MicroRNAs (miRNAs), short non-coding RNAs, intricately regulate gene expression during plant reproductive development, influencing inflorescence architecture, flower organ identity, flowering time, and yield components in crops. Despite extensive studies in model plants like Arabidopsis thaliana and rice, comprehensive genome-wide information on miRNA functions in barley, a major crop, is elusive. This study characterizes potential miRNAs involved in barley reproduction across key inflorescence developmental stages.
Samples from three critical stages of barley inflorescence development—spikelet initiation, floral organ differentiation, and floral organ growth—were collected, along with a seedling stage.

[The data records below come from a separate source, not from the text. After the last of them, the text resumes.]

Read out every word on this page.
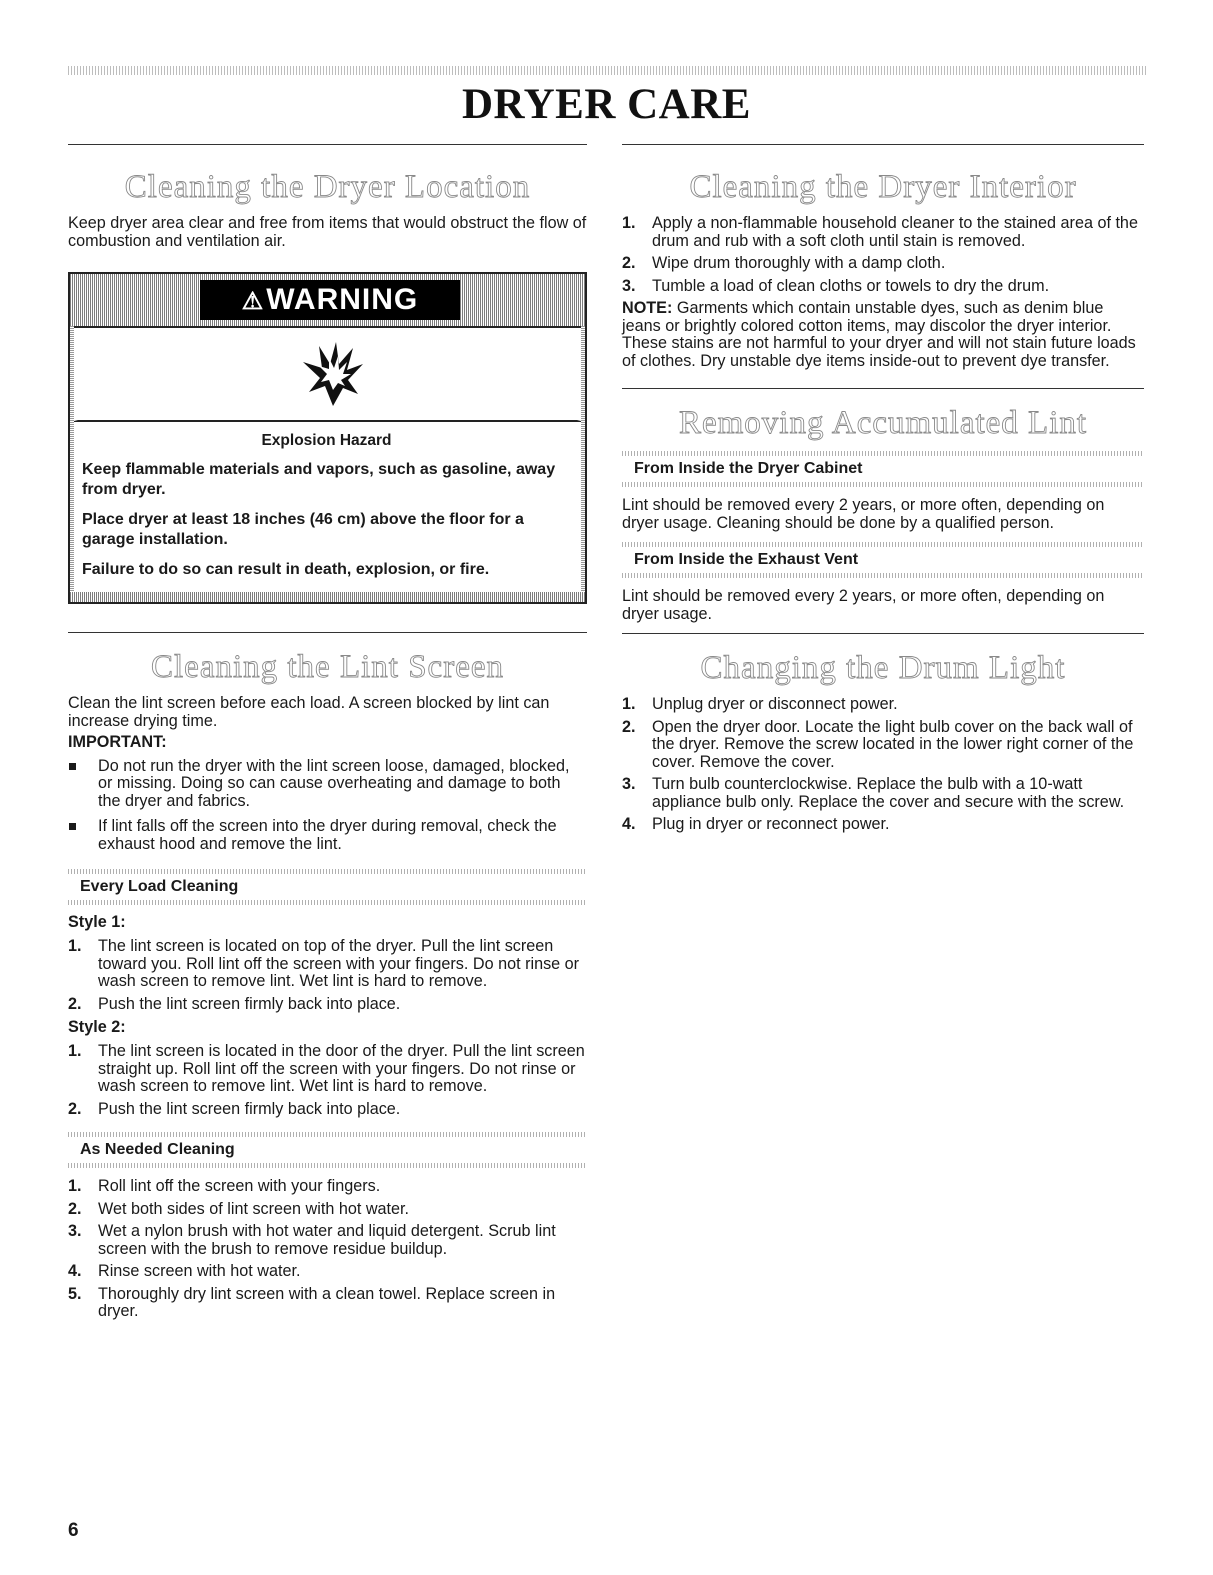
DRYER CARE
Cleaning the Dryer Location

Keep dryer area clear and free from items that would obstruct the flow of combustion and ventilation air.

⚠WARNING
Explosion Hazard
Keep flammable materials and vapors, such as gasoline, away from dryer.
Place dryer at least 18 inches (46 cm) above the floor for a garage installation.
Failure to do so can result in death, explosion, or fire.
Cleaning the Lint Screen

Clean the lint screen before each load. A screen blocked by lint can increase drying time.

IMPORTANT:

Do not run the dryer with the lint screen loose, damaged, blocked, or missing. Doing so can cause overheating and damage to both the dryer and fabrics.
If lint falls off the screen into the dryer during removal, check the exhaust hood and remove the lint.
Every Load Cleaning
Style 1:
1. The lint screen is located on top of the dryer. Pull the lint screen toward you. Roll lint off the screen with your fingers. Do not rinse or wash screen to remove lint. Wet lint is hard to remove.
2. Push the lint screen firmly back into place.
Style 2:
1. The lint screen is located in the door of the dryer. Pull the lint screen straight up. Roll lint off the screen with your fingers. Do not rinse or wash screen to remove lint. Wet lint is hard to remove.
2. Push the lint screen firmly back into place.
As Needed Cleaning
1. Roll lint off the screen with your fingers.
2. Wet both sides of lint screen with hot water.
3. Wet a nylon brush with hot water and liquid detergent. Scrub lint screen with the brush to remove residue buildup.
4. Rinse screen with hot water.
5. Thoroughly dry lint screen with a clean towel. Replace screen in dryer.
Cleaning the Dryer Interior
1. Apply a non-flammable household cleaner to the stained area of the drum and rub with a soft cloth until stain is removed.
2. Wipe drum thoroughly with a damp cloth.
3. Tumble a load of clean cloths or towels to dry the drum.

NOTE: Garments which contain unstable dyes, such as denim blue jeans or brightly colored cotton items, may discolor the dryer interior. These stains are not harmful to your dryer and will not stain future loads of clothes. Dry unstable dye items inside-out to prevent dye transfer.

Removing Accumulated Lint
From Inside the Dryer Cabinet

Lint should be removed every 2 years, or more often, depending on dryer usage. Cleaning should be done by a qualified person.

From Inside the Exhaust Vent

Lint should be removed every 2 years, or more often, depending on dryer usage.

Changing the Drum Light
1. Unplug dryer or disconnect power.
2. Open the dryer door. Locate the light bulb cover on the back wall of the dryer. Remove the screw located in the lower right corner of the cover. Remove the cover.
3. Turn bulb counterclockwise. Replace the bulb with a 10-watt appliance bulb only. Replace the cover and secure with the screw.
4. Plug in dryer or reconnect power.
6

Small RNA sequencing generated 91,926,979 clean reads (18-44 nt), identifying 38 known miRNA families. GO term analysis indicated known miRNA target genes are involved in DNA-templated transcription, RNA biosynthetic processes, and nucleobase-containing compound metabolic processes, emphasizing transcriptional regulation's importance in subsequent stages.
Focusing on miR397, which showed reduced expression in the reproductive phase, we explored the role of hvu-miR397a in barley inflorescence development. Overexpressing hvu-pre-miR397a via the 35S promoter resulted in OXmiR397 lines with pleiotropic phenotypes, including multiple spikes per tiller, male sterility, and an extended pre-senescence period. Notably, OXmiR397 lines displayed sterility in anthers, contrasting with increased seed number and size observed in rice and Arabidopsis.
In conclusion, our study contributes to understanding of miRNA-mediated regulation in barley, emphasizing miR397's crucial role in male reproductive development. It also highlights some conservation of hvu-miR397a's role in both barley and Arabidopsis, with additional implications in barley's male fertility, providing valuable insights into complex regulatory networks governing barley reproductive processes.